Ben, you've got totally wrong ideas about the technology.
First of all, ALL cell phones, all calls, the whole nine yards in most of the world these days, is data. The GSM and CDMA2000 and other systems convert everything to data, so all calls are data calls all the time. (Except for a few legacy analog systems, and you won't see those in Chicagoland.)
Second, cell phone systems all pretty much are microwave frequencies. Not
VHF. That means if you had a fifty foot cable for a cell phone antenna, it would have so much signal loss that you'd do better by throwing it away. And it would look like irrigation pipe, an inch thick and not very flexible. Very different from VHF radios, where 50-100 feet of cable can have acceptable losses.

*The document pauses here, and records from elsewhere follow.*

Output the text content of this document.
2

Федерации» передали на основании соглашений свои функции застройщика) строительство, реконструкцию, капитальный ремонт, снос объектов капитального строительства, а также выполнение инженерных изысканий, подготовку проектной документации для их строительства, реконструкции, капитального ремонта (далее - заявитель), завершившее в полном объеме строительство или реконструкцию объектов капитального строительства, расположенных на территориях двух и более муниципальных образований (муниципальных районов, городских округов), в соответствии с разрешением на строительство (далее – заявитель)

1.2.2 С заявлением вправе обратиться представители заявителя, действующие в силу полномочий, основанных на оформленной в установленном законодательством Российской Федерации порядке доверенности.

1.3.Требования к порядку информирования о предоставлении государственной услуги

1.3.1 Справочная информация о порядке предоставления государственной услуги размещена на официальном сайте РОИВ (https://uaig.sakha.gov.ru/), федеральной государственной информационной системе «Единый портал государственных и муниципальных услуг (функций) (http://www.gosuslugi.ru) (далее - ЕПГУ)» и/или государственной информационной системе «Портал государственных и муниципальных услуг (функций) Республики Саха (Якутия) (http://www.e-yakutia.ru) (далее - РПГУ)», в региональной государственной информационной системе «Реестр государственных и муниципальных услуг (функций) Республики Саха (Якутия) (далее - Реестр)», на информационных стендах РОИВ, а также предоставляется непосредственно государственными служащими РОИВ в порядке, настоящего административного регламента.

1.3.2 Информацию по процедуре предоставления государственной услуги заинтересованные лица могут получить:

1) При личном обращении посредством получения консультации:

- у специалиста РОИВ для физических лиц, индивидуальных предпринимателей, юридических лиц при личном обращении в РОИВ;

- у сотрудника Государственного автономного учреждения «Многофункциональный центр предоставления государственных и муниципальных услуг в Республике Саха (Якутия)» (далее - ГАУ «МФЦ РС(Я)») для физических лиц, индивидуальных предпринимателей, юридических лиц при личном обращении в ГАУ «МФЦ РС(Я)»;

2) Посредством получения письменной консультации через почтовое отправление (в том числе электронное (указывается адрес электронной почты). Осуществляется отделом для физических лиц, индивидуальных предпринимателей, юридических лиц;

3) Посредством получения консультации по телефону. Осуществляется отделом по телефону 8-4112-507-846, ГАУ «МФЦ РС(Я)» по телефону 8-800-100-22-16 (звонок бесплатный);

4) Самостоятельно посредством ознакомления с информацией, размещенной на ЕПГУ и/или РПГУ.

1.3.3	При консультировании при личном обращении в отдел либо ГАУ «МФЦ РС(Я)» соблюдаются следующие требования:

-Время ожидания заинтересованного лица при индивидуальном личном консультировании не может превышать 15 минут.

Also, in the US, "LTE" is not the same as 4GLTE in the rest of the world. Beware of anything from overseas without a US distributor. In the US, "4G" means 3G with a faster backbone connection, and "LTE" is an entirely different
service. We don't really have 4G-LTE here. 5G is not expected to deploy until 2020 now, so that's not an issue. "LTE" is pretty much the same no matter which carrier you have--but some carriers in some places use different frequencies (bands) so check that the
equipment will match the carrier.
So what you need is a "whole house" cell phone booster. Try Wilsonamplifiers.com (now called "weboost".) You will need to install a cellular antenna AND the booster box both up the mast, and then the booster acts as a miniature cell site. Your phone connects to the booster instead of the real cell tower, and the booster relays calls, the same way another tower would.
You're probably looking at $400-500, sometimes carrier-specific.
It used to be possible to literally just
plug a better antenna into most cell phones. But you can thank your carrier for cutting that out. Like user-changeable
batteries, they just don't see the need to bother the customers with anything that might be, you know, technical. Or not small and shinier.